HIV Prevention Options For Women: Does The Women's Movement Have Time To Demand Women-initiated Prevention Right Now?
This session involved panelists from three African countries who presented arguments and engaged the audience in answering key issues around women’s options for preventing HIV infections.
Women should demand a balance between treatment and prevention. Access and costs to securing treatments for HIV and STIs were main barriers to women in general, and to young women and girls in particular, especially in rural areas where few health centres, cultural barriers, distances, and lack of materials curtailed women’s access to treatments and preventative measures. The female condom (f.c.), although manufactured by only two companies, is either not readily available for use, or is too costly, or is not understood properly by both young women and the society at large. Yet, the use of microbicides gives women control over their options.
Distractions: Preventative measures tend to focus more on male strategies, such as the importance of circumcision, rather than on reaching women with the f.c., education (in school curriculum), and counseling. Messages about Abstinence-Be faithful-use Condom (ABC) have not proven effective for women as they do not have the power of negotiation and choice over their bodies. The dual pandemic of violence against women plus HIV infection increases women’s vulnerability as it is deeply rooted in power relationships between men and women.
Women themselves must change their attitudes towards the f.c. by demystifying phobias around the vagina, which even many health workers and elders hold.

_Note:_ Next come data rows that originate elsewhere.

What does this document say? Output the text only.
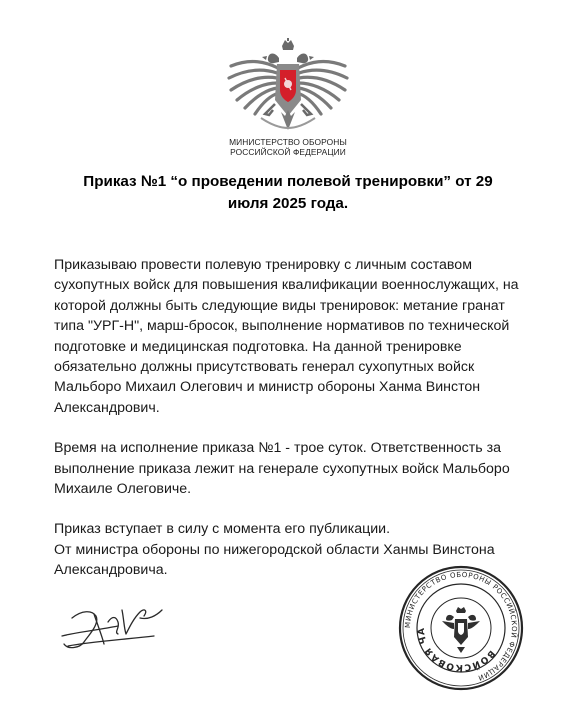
МИНИСТЕРСТВО ОБОРОНЫ
РОССИЙСКОЙ ФЕДЕРАЦИИ
Приказ №1 “о проведении полевой тренировки” от 29
июля 2025 года.

Приказываю провести полевую тренировку с личным составом сухопутных войск для повышения квалификации военнослужащих, на которой должны быть следующие виды тренировок: метание гранат типа "УРГ-Н", марш-бросок, выполнение нормативов по технической подготовке и медицинская подготовка. На данной тренировке обязательно должны присутствовать генерал сухопутных войск Мальборо Михаил Олегович и министр обороны Ханма Винстон Александрович.

Время на исполнение приказа №1 - трое суток. Ответственность за выполнение приказа лежит на генерале сухопутных войск Мальборо Михаиле Олеговиче.

Приказ вступает в силу с момента его публикации.

От министра обороны по нижегородской области Ханмы Винстона Александровича.

МИНИСТЕРСТВО ОБОРОНЫ РОССИЙСКОЙ ФЕДЕРАЦИИ
ВОЙСКОВАЯ ЧА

Many have not yet seen prevention as a health right, and therefore, do not speak in a united voice to demand this. Double standards exist: communities need to check on the virginity status of both their boys and girls, as boys usually have more freedoms.
Structural changes are necessary including demanding fair pricing of prevention measures, the political sphere to promote policy that changes attitudes, and educational emphases aimed at young girls and women in school curriculum. Donors should fund research that improves the f.c. effectiveness, and that addresses psycho/social dynamics of using prevention tools. Investment in f.c. is necessary by governments in the microbicides field, preparations, and vaccines against HIV – all which remain under-funded.
Conclusions: Women movements must demand for a greater balance between treatment and prevention and promote the positive results of using microbicides as empowering women. Sexuality and reproduction rights should be part of a rights-based education focus, particularly on young women.